Harga minyak mentah melemah pada Kamis (31/7) karena kekhawatiran investor terhadap tenggat waktu tarif impor baru Presiden AS Donald Trump yang mulai berlaku 1 Agustus 2025. Ketidakpastian mengenai negara-negara yang belum menyepakati ketentuan perdagangan dengan AS turut menekan harga. Kontrak berjangka minyak Brent untuk September ditutup turun 0,97% menjadi USD72,53 per barel, sementara WTI AS merosot 1,06% menjadi USD 69,26 per barel. Meski sempat menguat sehari sebelumnya, sentimen pasar memburuk setelah Trump mengumumkan perpanjangan negosiasi dengan Meksiko selama 90 hari, termasuk tetap mengenakan tarif tinggi untuk beberapa komoditas utama.

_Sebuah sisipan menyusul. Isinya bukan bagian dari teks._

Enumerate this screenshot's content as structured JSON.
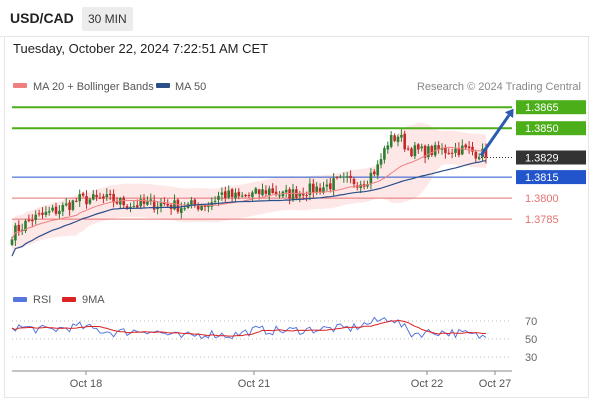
{
  "header": {
    "symbol": "USD/CAD",
    "timeframe": "30 MIN",
    "datetime": "Tuesday, October 22, 2024 7:22:51 AM CET"
  },
  "legend": {
    "ma20": "MA 20 + Bollinger Bands",
    "ma50": "MA 50",
    "credit": "Research © 2024 Trading Central",
    "rsi": "RSI",
    "rsi_ma": "9MA"
  },
  "colors": {
    "up": "#2e7d32",
    "down": "#c62828",
    "resistance": "#4caf1a",
    "support_blue": "#2255cc",
    "support_red": "#e57373",
    "current": "#333333",
    "arrow": "#2a5db0",
    "ma20": "#f08080",
    "ma50": "#2b4f8a",
    "band_fill": "#fde3e3",
    "rsi": "#5577dd",
    "rsi_ma": "#dd2222"
  },
  "chart_data": [
    {
      "type": "candlestick",
      "title": "",
      "x_labels": [
        "Oct 18",
        "Oct 21",
        "Oct 22",
        "Oct 27"
      ],
      "ylim": [
        1.3745,
        1.3873
      ],
      "levels": [
        {
          "value": 1.3865,
          "label": "1.3865",
          "kind": "resistance"
        },
        {
          "value": 1.385,
          "label": "1.3850",
          "kind": "resistance"
        },
        {
          "value": 1.3829,
          "label": "1.3829",
          "kind": "current"
        },
        {
          "value": 1.3815,
          "label": "1.3815",
          "kind": "support-blue"
        },
        {
          "value": 1.38,
          "label": "1.3800",
          "kind": "support-red"
        },
        {
          "value": 1.3785,
          "label": "1.3785",
          "kind": "support-red"
        }
      ],
      "close_keypoints": [
        [
          0,
          1.3775
        ],
        [
          6,
          1.3785
        ],
        [
          14,
          1.3792
        ],
        [
          20,
          1.3799
        ],
        [
          28,
          1.3799
        ],
        [
          36,
          1.3795
        ],
        [
          44,
          1.3796
        ],
        [
          50,
          1.3794
        ],
        [
          55,
          1.3795
        ],
        [
          58,
          1.3796
        ],
        [
          62,
          1.3803
        ],
        [
          67,
          1.38
        ],
        [
          72,
          1.3803
        ],
        [
          76,
          1.3806
        ],
        [
          80,
          1.3802
        ],
        [
          86,
          1.3805
        ],
        [
          92,
          1.3808
        ],
        [
          97,
          1.3812
        ],
        [
          104,
          1.3812
        ],
        [
          108,
          1.3822
        ],
        [
          111,
          1.384
        ],
        [
          114,
          1.3845
        ],
        [
          117,
          1.3835
        ],
        [
          121,
          1.3833
        ],
        [
          126,
          1.3834
        ],
        [
          133,
          1.3835
        ],
        [
          138,
          1.3832
        ],
        [
          140,
          1.3831
        ]
      ],
      "candle_count": 141,
      "projection": {
        "from": 1.3829,
        "to": 1.3865
      }
    },
    {
      "type": "line",
      "title": "RSI",
      "ylim": [
        20,
        80
      ],
      "y_ticks": [
        70,
        50,
        30
      ],
      "rsi_keypoints": [
        [
          0,
          64
        ],
        [
          10,
          60
        ],
        [
          20,
          64
        ],
        [
          30,
          57
        ],
        [
          40,
          60
        ],
        [
          50,
          52
        ],
        [
          58,
          56
        ],
        [
          65,
          54
        ],
        [
          72,
          60
        ],
        [
          80,
          59
        ],
        [
          90,
          61
        ],
        [
          100,
          62
        ],
        [
          108,
          70
        ],
        [
          112,
          74
        ],
        [
          118,
          56
        ],
        [
          126,
          58
        ],
        [
          133,
          56
        ],
        [
          140,
          52
        ]
      ]
    }
  ]
}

Di tengah tekanan tarif, data dari Badan Informasi Energi (EIA) menunjukkan lonjakan produksi minyak mentah AS mencapai rekor 13,49 juta barel per hari pada Mei, sementara stok minyak naik tajam 7,7 juta barel karena penurunan ekspor. Namun, penurunan stok bensin sebesar 2,7 juta barel menunjukkan adanya permintaan yang kuat, khususnya selama musim mengemudi di AS. Inflasi yang didorong oleh kenaikan harga barang impor akibat tarif memperkuat ekspektasi bahwa Federal Reserve akan menunda pemangkasan suku bunga hingga setidaknya Oktober.

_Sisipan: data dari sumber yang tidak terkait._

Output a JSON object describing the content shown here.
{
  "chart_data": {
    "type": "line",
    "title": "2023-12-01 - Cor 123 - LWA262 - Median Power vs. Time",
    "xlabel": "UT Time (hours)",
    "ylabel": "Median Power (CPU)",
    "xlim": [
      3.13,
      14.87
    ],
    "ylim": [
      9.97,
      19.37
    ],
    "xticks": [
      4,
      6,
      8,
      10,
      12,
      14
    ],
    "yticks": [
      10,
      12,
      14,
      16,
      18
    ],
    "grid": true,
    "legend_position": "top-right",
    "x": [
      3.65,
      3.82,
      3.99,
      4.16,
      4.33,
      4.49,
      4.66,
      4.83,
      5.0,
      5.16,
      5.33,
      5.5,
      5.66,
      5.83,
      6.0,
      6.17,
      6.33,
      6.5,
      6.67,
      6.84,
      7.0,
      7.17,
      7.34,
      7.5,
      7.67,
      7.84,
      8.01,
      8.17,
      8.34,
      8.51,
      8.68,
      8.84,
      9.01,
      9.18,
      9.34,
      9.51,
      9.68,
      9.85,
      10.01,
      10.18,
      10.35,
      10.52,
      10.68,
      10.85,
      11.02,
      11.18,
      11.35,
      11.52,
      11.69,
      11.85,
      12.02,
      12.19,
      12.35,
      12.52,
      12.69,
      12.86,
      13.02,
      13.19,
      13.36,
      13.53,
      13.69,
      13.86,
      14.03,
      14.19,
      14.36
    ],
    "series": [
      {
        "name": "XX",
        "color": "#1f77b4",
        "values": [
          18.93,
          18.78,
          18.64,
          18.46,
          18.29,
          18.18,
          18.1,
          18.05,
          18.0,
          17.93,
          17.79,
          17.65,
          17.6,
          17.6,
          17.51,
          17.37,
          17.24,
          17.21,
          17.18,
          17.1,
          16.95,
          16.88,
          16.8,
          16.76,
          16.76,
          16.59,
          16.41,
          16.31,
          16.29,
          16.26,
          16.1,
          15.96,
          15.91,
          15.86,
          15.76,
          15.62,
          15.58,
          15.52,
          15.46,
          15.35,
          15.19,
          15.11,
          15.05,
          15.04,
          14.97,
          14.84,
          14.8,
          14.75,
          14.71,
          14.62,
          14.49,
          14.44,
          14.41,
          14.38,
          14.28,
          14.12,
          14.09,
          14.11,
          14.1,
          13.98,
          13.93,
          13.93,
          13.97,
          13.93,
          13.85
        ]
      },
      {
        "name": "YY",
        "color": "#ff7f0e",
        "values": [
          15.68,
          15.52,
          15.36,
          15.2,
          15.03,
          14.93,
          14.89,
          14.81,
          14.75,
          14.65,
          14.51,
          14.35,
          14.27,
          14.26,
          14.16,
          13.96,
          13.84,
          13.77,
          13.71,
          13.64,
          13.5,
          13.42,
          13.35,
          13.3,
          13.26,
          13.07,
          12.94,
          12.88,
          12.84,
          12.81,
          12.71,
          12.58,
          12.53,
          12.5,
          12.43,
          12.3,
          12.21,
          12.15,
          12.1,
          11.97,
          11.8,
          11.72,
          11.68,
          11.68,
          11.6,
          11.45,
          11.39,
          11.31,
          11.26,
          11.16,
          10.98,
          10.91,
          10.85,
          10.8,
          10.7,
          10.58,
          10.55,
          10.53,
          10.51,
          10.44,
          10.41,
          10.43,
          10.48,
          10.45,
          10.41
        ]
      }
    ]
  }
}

Sementara itu, risiko geopolitik turut mewarnai pergerakan harga minyak. AS mengancam tarif sekunder 100% terhadap negara mitra dagang Rusia jika tidak ada kemajuan dalam penyelesaian perang Ukraina dalam waktu dekat. Selain itu, China diingatkan dapat dikenai tarif besar jika terus membeli minyak Rusia. Kilang India juga disebut-sebut mulai menghindari pembelian minyak dari Moskow. Bersamaan, AS meningkatkan tekanan terhadap Iran dengan menjatuhkan sanksi baru terhadap lebih dari 115 individu, entitas, dan kapal, memperketat situasi pasar energi global.